6月21日から7月10日まで東京国立博物館にて、日韓両国でそれぞれの代表的な半跏思惟像が1体ずつ展示されます。
本日、その報道内覧会が開催され、一般公開に先駆けて2体の半跏思惟像を見学いたしましたので、その様子をレポートいたします。
半跏思惟とは、片方の足をもう片方の膝の上にのせ、指を頬にあてたまま思索にふける姿勢のことで、この半跏思惟像に日本を代表する彫刻の名作が多いのは、指に頬をあてる仕草や肘をついて片足を踏み下げ、ゆったりとする姿勢を表すため、高度な技術を持った技師が選ばれるためではないかと考えられています。このように日韓両国でも国宝となっており、かつ両国の彫刻の代表ともなっている名作が一堂に集う見どころがあふれる展覧会となっています。
【展示風景】
展示会場に入ると、右に「韓国国宝78号 半跏思惟像」、左に「中宮寺門跡所蔵 国宝 半跏思惟像」が展示されています。両仏像が対面で並べられており、両仏像を比較しながら鑑賞することができるようになっています。
【中宮寺門跡所蔵 国宝 半跏思惟像(日本)】
7世紀の飛鳥時代に作られた「中宮寺門跡所蔵 国宝 半跏思惟像」は、木製(クスノキ)で作られており、頭から肩にかけて柔らかな曲線で表現されています。
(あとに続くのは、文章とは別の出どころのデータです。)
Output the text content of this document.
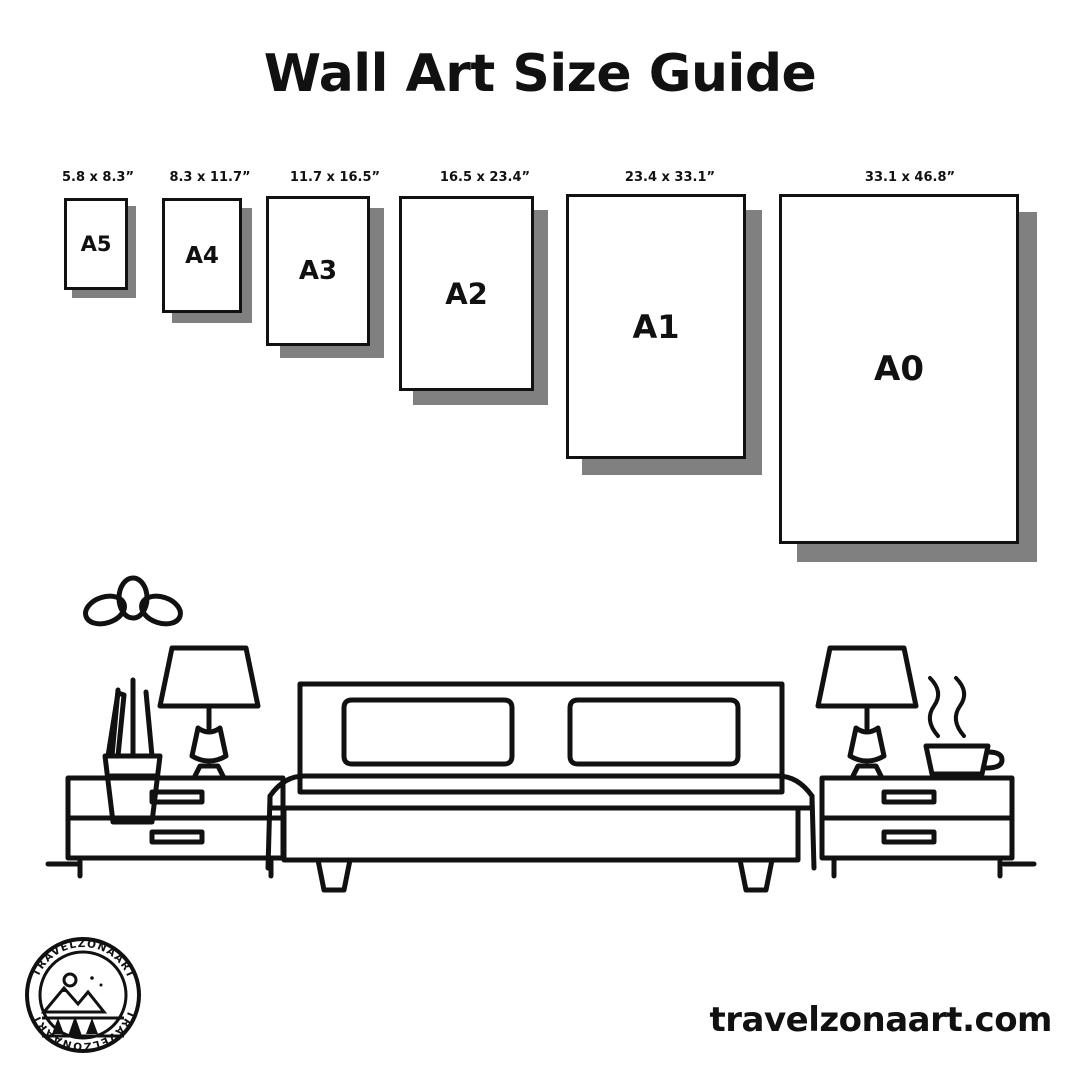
Wall Art Size Guide
5.8 x 8.3”
A5
8.3 x 11.7”
A4
11.7 x 16.5”
A3
16.5 x 23.4”
A2
23.4 x 33.1”
A1
33.1 x 46.8”
A0
TRAVELZONAART
TRAVELZONAART	travelzonaart.com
台座部分が非常に細やかに、かつしなやかに彫刻されており、正面だけでなく、360度様々な角度から見ることができます。また、日本人にとっては馴染みがある微笑みを浮かべており、私たちにとっては落ち着きを与えてくれます。
【韓国国宝78号 半跏思惟像】
「韓国国宝78号 半跏思惟像」は、6世紀に作られ、日本の「中宮寺門跡所蔵 国宝 半跏思惟像」と異なり、銅造に鍍金を施した金銅仏です。こちらもお釈迦様が瞑想にふけている姿を見事にとらえており、その微笑みは人々に安心感を与えます。仏教は、日本書紀によると6世紀に朝鮮から日本に伝わったといわれており、なめらかですっきりとした体の表現や線刻による波紋状の衣の襞などといった特徴は飛鳥時代の日本の金銅仏にも継承される特徴です。「韓国国宝78号 半跏思惟像」を鑑賞された後、「中宮寺門跡所蔵 国宝 半跏思惟像」を見比べると、その特徴がどのように伝わっていったのか、感じ取ることができます。
瞑想中に微笑みを浮かべた表情やなめらかな体の表現等、半跏思惟という名作を生む姿勢を、日韓の両仏像を比較ながら観賞してみてはいかがでしょうか。両半跏思惟像のその微笑みから感じられる温かみは、日本人だけでなく日韓両国の人々に平和と安らぎを与えるものになることを願っています。